The results have just been published in the journal Current Biology. Although it has been known for some time that apes use gestures to communicate, it wasn’t until now that we have worked out what they are actually trying to say.
Professor Byrne, explained:
“There is abundant evidence that chimpanzees and other apes gesture with purpose. Apes target their gestures to particular individuals, choosing appropriate gestures according to whether the other is looking or not; they stop gesturing when they get the result they want; and otherwise they keep going, trying out alternative gestures or other tactics altogether.’
In a significant first step towards answering this question, the researchers studied the behaviour of chimpanzees in the Budongo Forest, Uganda. They used video to record communicative interactions, and extracted over 4500 instances of gesturing. They looked specifically at non-playful uses (because in play, gestures may not be used with their ‘real’ meaning) and identified specific meanings for most of the chimpanzee repertoire of 66 gestures.
Amongst the meanings discovered, they found that when a chimpanzee taps another it means ‘stop that’; a hand fling or slapping an object means ‘move away’; while an arm raise means ‘I want that’ or ‘give me that’.
Dr Hobaiter explained:
“Just as with human words, some gestures have several senses, but importantly the meanings of chimpanzee gestures are the same irrespective of who uses them. Chimpanzees may use more than one gesture for the same purpose – especially in social negotiations, where the final outcome may be a matter of some give and take”.

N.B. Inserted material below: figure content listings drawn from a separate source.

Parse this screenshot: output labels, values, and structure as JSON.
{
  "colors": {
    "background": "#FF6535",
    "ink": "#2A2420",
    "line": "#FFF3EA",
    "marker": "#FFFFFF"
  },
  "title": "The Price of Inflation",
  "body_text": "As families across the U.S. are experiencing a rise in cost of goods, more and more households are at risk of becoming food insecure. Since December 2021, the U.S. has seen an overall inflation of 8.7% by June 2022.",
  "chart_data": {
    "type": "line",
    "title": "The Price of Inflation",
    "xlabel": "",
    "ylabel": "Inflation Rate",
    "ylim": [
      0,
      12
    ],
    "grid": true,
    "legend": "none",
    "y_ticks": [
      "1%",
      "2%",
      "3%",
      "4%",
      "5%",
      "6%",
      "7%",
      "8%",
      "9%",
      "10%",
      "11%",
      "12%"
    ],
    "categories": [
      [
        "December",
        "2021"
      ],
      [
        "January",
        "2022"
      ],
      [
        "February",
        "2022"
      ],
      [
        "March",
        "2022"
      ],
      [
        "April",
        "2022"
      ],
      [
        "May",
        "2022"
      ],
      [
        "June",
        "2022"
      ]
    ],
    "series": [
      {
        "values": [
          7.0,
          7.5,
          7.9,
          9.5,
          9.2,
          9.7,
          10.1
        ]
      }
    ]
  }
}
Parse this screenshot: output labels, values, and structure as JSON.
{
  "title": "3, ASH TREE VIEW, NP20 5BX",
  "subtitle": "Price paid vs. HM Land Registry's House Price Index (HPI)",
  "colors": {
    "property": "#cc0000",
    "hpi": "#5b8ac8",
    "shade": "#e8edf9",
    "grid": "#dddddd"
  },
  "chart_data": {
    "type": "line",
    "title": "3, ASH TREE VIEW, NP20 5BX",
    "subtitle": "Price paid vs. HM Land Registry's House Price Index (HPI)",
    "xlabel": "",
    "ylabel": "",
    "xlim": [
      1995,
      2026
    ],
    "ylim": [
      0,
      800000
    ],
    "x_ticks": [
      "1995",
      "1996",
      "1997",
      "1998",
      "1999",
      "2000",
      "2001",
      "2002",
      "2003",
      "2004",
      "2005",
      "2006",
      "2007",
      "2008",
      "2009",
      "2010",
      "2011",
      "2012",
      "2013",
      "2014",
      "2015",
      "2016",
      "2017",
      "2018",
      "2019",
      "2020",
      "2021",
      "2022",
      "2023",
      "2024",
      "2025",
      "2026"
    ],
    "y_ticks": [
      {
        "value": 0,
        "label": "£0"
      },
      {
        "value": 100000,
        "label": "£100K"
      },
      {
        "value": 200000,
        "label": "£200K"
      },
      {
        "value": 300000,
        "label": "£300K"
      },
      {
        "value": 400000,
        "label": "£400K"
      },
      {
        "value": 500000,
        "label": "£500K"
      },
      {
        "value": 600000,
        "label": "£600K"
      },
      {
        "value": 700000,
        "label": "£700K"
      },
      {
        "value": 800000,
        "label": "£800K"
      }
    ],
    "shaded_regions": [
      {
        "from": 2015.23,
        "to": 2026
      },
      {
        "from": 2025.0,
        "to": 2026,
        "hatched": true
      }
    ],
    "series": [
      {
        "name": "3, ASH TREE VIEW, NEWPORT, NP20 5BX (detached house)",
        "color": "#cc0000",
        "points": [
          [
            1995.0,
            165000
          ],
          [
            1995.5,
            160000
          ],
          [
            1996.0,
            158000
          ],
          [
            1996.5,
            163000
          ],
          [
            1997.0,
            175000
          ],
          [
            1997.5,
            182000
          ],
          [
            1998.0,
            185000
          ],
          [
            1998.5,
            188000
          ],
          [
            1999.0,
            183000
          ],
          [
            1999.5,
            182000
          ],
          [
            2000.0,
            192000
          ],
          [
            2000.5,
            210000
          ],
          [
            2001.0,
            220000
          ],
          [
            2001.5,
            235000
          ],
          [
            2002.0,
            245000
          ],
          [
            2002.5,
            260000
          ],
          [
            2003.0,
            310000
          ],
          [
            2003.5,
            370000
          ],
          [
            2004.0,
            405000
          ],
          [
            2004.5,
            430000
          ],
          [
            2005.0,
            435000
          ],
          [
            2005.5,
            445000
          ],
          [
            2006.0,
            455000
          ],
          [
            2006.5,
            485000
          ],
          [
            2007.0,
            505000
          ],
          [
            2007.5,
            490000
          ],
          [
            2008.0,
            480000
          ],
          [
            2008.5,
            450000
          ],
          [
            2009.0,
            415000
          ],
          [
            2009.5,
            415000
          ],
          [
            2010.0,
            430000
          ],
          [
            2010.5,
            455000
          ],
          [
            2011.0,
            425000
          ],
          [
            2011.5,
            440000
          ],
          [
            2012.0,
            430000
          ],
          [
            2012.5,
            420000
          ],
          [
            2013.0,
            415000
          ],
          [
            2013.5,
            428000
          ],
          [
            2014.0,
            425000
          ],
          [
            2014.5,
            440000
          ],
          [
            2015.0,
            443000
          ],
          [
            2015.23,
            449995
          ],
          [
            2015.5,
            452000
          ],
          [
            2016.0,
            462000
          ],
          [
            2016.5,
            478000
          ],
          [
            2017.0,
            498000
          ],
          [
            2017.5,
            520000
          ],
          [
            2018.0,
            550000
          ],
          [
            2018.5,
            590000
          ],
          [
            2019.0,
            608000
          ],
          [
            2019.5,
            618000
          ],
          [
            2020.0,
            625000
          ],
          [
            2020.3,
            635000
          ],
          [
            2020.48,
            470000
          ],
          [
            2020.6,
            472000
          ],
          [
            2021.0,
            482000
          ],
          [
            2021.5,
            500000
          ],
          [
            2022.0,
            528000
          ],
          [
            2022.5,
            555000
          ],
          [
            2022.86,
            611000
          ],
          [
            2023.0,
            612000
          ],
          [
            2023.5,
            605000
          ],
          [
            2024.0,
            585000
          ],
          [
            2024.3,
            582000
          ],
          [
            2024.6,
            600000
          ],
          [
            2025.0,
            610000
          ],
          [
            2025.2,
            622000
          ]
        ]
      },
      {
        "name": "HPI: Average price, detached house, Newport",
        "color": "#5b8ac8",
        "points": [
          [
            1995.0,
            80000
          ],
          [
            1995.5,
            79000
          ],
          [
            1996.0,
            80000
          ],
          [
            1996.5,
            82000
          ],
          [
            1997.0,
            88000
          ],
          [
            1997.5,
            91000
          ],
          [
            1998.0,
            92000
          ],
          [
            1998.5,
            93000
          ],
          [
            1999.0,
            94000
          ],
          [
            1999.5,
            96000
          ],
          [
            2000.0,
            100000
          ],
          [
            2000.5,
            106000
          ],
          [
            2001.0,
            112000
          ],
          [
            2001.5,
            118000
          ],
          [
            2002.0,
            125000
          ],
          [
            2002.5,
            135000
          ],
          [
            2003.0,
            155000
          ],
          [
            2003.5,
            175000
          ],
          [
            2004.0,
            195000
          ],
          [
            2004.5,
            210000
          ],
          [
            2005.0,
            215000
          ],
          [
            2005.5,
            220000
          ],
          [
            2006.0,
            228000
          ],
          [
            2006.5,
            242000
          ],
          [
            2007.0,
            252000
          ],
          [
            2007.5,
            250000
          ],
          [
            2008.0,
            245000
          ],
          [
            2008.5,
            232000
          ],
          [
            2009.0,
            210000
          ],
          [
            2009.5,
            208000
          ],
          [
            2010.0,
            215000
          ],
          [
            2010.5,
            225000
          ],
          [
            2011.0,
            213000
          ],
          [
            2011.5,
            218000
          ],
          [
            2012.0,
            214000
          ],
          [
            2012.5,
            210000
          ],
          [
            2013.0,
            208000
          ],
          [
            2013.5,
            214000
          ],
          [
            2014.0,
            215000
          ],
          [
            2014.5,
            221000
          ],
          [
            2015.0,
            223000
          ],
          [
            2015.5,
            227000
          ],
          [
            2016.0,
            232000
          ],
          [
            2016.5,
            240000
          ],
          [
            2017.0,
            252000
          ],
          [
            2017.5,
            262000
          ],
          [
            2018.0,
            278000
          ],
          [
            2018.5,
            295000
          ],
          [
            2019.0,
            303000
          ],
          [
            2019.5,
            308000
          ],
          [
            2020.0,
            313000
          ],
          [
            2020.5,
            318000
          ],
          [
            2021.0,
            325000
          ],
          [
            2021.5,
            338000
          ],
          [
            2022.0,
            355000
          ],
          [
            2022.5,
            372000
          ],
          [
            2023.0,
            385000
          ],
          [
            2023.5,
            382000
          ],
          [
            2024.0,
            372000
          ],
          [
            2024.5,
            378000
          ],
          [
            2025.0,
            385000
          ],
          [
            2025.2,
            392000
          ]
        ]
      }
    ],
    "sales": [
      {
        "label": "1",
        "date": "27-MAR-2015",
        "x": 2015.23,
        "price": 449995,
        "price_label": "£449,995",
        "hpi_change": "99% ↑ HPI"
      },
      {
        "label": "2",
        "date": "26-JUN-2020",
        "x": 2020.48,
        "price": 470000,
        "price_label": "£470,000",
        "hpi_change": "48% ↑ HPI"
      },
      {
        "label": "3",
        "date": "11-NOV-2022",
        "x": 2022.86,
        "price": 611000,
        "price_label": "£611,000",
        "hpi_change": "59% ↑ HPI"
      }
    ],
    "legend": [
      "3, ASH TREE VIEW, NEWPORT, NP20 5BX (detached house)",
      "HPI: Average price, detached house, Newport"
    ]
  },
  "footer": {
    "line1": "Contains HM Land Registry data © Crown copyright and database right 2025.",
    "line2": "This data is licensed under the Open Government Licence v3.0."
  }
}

The next steps will involve the St Andrews researchers investigating possible variations in meaning behind certain chimpanzee gestures.
Dr Hobaiter added, “Now that the basic chimpanzee gesture ‘dictionary’ is known, we can start to tackle other interesting questions. Do some gestures have very general meanings, where their intended sense is understood from the context? Or do subtle variations in how a gesture is made determine which sense was meant?”
Our question at Living Links is will someone try and match this type of study for our capuchins? We do see a variety of gestures from our monkeys that are linked with social responses from the rest of the group, any SPRG members up for this challenge?